The most prominent of the Naras were the Yehe and the Ula, with the Yehe, belonging to the Bordered Blue Banner, being one of the eight great Manchu aristocratic lines. A number of famous Chinese, including the Empress Dowager Cixi, were from this clan. Present-day descendants of the Nara clan generally adopt "Na" as a family name, so that it would be similar to the usually monosyllabic Han family names. Those descended from the Yehe Nara tribe might also choose "Ye" or "He".
The Naras lived in the Haixi area, which encompasses parts of modern day Jilin, Heilongjiang, Liaoning and Inner Mongolia. The Hada Naras and Ula Naras shared an ancestor, but the Yehe Naras were founded by a Tümed Mongol who conquered the Nara tribe and established his rule over the banks of the Yehe river. The Hoifa Naras, on the other hand, came from the Ikderi clan.
Of the four tribes, the Ula tribe were mostly traders, buying horses, livestock, and fur from the steppe Mongols and selling them at the Jianzhou (建州) plateau on the Liao river basin, the economic center and farmland of the Manchu region. They in turn buy grains such as millet and corn at Jianzhou and sell them to the Mongols. The Ula Naras, for a large part, controlled trade between Manchuria and Mongolia by controlling the mountain pass at modern day Baicheng, Jilin, where the only passage between the two areas was located.
During Nurhaci's efforts to unite the Jurchen people, the Naras resisted because they had always been rather well-treated by the Ming government. Instead they tried to appease Nurhachi by offering him a daughter from each of the tribal rulers, the most famous of which were Lady Abahai (阿巴亥) of the Ula tribe and Monggo (孟古) of the Yehe tribe. Nonetheless, Nurhaci eventually began his assault against the Naras, and the Hada, Ula and Hoifa tribes soon fell. The Yehe Naras were able to resist the longest as they were the largest and strongest of the tribes, but even they soon had to enlist the help of the Ming empire.

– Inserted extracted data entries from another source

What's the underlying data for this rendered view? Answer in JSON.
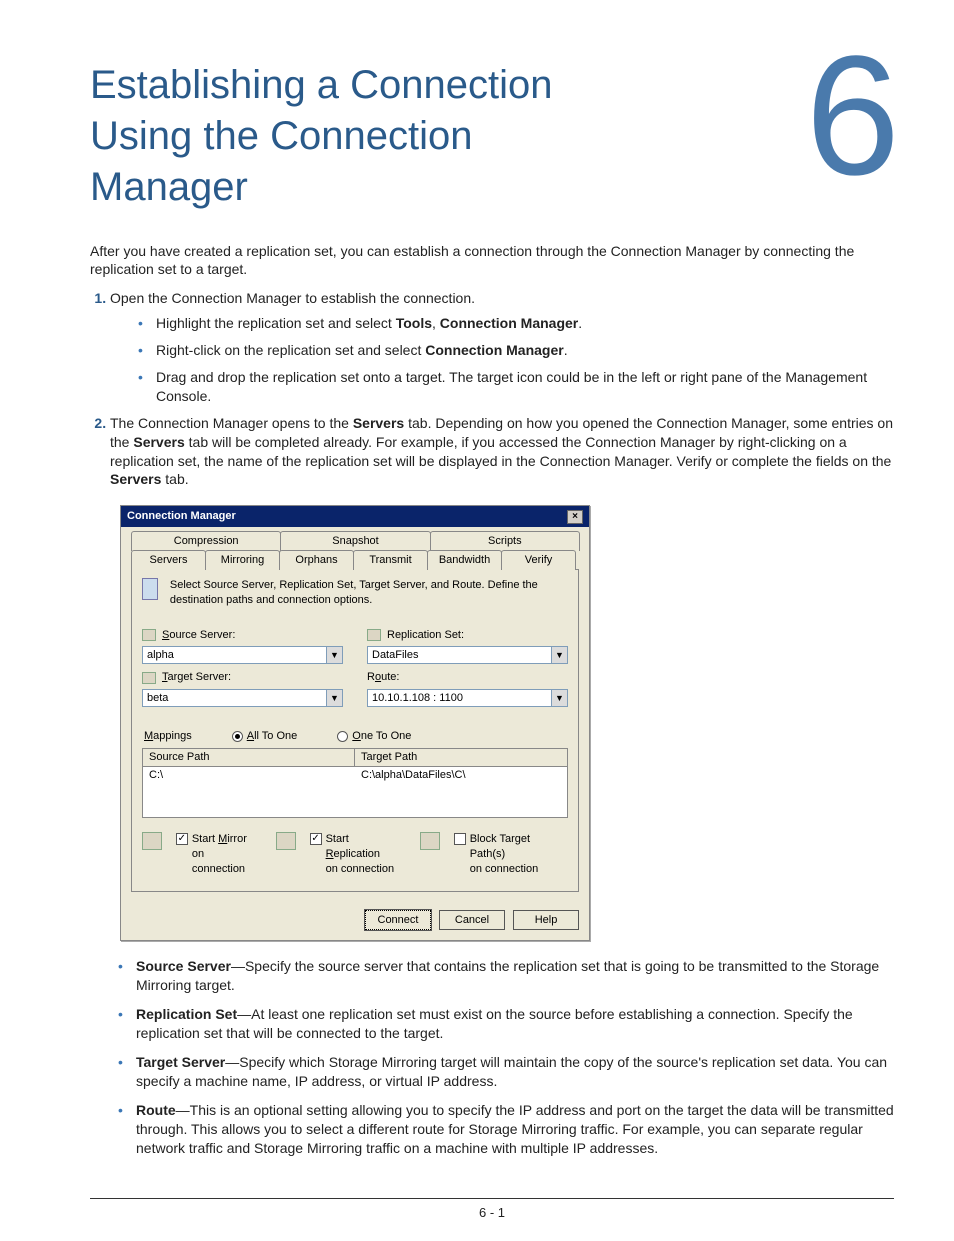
{
  "chapter_number": "6",
  "title": "Establishing a Connection Using the Connection Manager",
  "intro": "After you have created a replication set, you can establish a connection through the Connection Manager by connecting the replication set to a target.",
  "steps": {
    "s1": {
      "text": "Open the Connection Manager to establish the connection.",
      "sub": [
        {
          "pre": "Highlight the replication set and select ",
          "b1": "Tools",
          "mid": ", ",
          "b2": "Connection Manager",
          "post": "."
        },
        {
          "pre": "Right-click on the replication set and select ",
          "b1": "Connection Manager",
          "mid": "",
          "b2": "",
          "post": "."
        },
        {
          "pre": "Drag and drop the replication set onto a target. The target icon could be in the left or right pane of the Management Console.",
          "b1": "",
          "mid": "",
          "b2": "",
          "post": ""
        }
      ]
    },
    "s2": {
      "p1": "The Connection Manager opens to the ",
      "b1": "Servers",
      "p2": " tab. Depending on how you opened the Connection Manager, some entries on the ",
      "b2": "Servers",
      "p3": " tab will be completed already. For example, if you accessed the Connection Manager by right-clicking on a replication set, the name of the replication set will be displayed in the Connection Manager. Verify or complete the fields on the ",
      "b3": "Servers",
      "p4": " tab."
    }
  },
  "dialog": {
    "title": "Connection Manager",
    "tabs_top": [
      "Compression",
      "Snapshot",
      "Scripts"
    ],
    "tabs_bottom": [
      "Servers",
      "Mirroring",
      "Orphans",
      "Transmit",
      "Bandwidth",
      "Verify"
    ],
    "hint": "Select Source Server, Replication Set, Target Server, and Route.  Define the destination paths and connection options.",
    "labels": {
      "source_server": "Source Server:",
      "replication_set": "Replication Set:",
      "target_server": "Target Server:",
      "route": "Route:",
      "mappings": "Mappings",
      "all_to_one": "All To One",
      "one_to_one": "One To One",
      "source_path": "Source Path",
      "target_path": "Target Path"
    },
    "values": {
      "source_server": "alpha",
      "replication_set": "DataFiles",
      "target_server": "beta",
      "route": "10.10.1.108 : 1100",
      "row_source": "C:\\",
      "row_target": "C:\\alpha\\DataFiles\\C\\"
    },
    "checks": {
      "mirror": "Start Mirror on connection",
      "replication": "Start Replication on connection",
      "block": "Block Target Path(s) on connection"
    },
    "buttons": {
      "connect": "Connect",
      "cancel": "Cancel",
      "help": "Help"
    }
  },
  "fields": [
    {
      "name": "Source Server",
      "desc": "—Specify the source server that contains the replication set that is going to be transmitted to the Storage Mirroring target."
    },
    {
      "name": "Replication Set",
      "desc": "—At least one replication set must exist on the source before establishing a connection. Specify the replication set that will be connected to the target."
    },
    {
      "name": "Target Server",
      "desc": "—Specify which Storage Mirroring target will maintain the copy of the source's replication set data. You can specify a machine name, IP address, or virtual IP address."
    },
    {
      "name": "Route",
      "desc": "—This is an optional setting allowing you to specify the IP address and port on the target the data will be transmitted through. This allows you to select a different route for Storage Mirroring traffic. For example, you can separate regular network traffic and Storage Mirroring traffic on a machine with multiple IP addresses."
    }
  ],
  "footer": "6 - 1"
}
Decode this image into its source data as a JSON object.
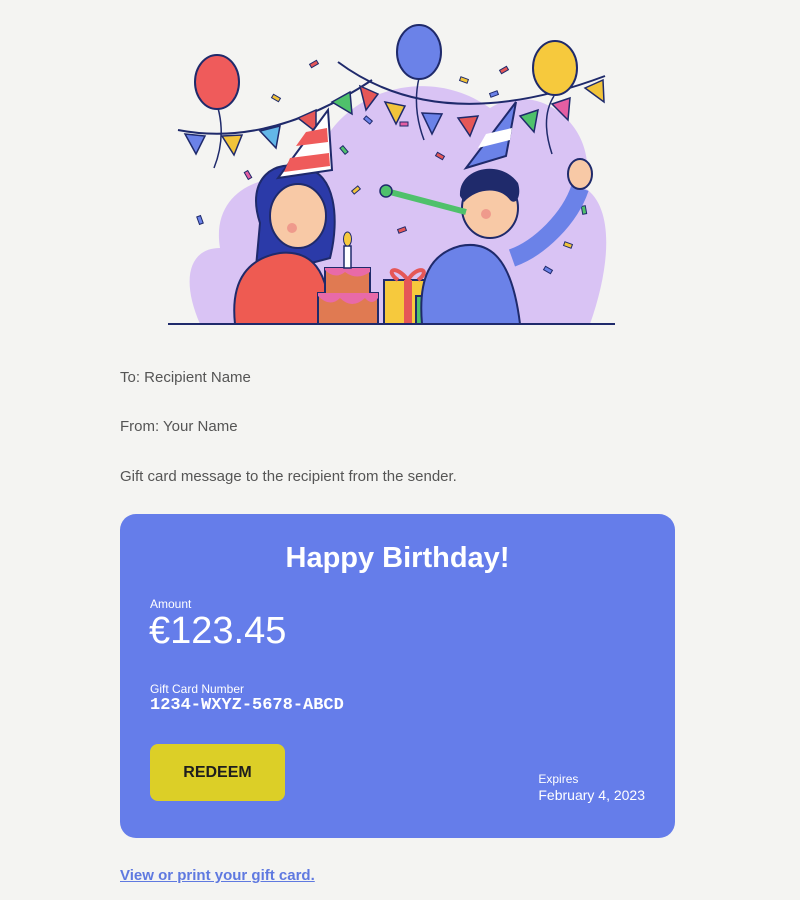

Using how well-treated the Yehe Naras were by the Ming government as an excuse, Nurhaci began to wage war against the Ming forces as well. Both the Ming soldiers and the Yehe Naras were defeated in subsequent battles, including the Battle of Sarhu, and the Yehe Nara prince Jintaiji (金台吉) was either forced to kill himself or hanged, but not before he allegedly cursed Nurhaci that as long as one of Jintaiji's descendants lived, even a female one, he or she would remember the clan's vendetta and bring down the Aisin Gioros. The last prince of the Ula tribe Bujantai (布占泰), who was fighting alongside the Yehe Naras, was captured as well and later killed by Nurhaci's son, Cuyen.
The Yehe Naras were then absorbed into the Jurchen union in 1619. Although Jintaiji's curse hardly stopped subsequent Qing emperors from marrying or taking Nara women as concubines, they did so mostly from the Ula tribe, and none of the Yehe Nara women were ever granted Empress Consort status while her emperor husband was alive. Nonetheless, the curse seemed to have come true when Empress Dowager Cixi's disastrous rule helped lead to the downfall of the Qing Dynasty in 1912. Conspiracy theory has it that the memory of Yehe Clan being forcefully incorporated into the Manchu union contributed to Empress Cixi's seemingly indifference to the plight of the Qing Dynasty from Western imperialism and its decline. However, considering the re-discovered patriotism of Cixi and her huge stake in the empire, this could hardly be a factual representation of Cixi's state of mind.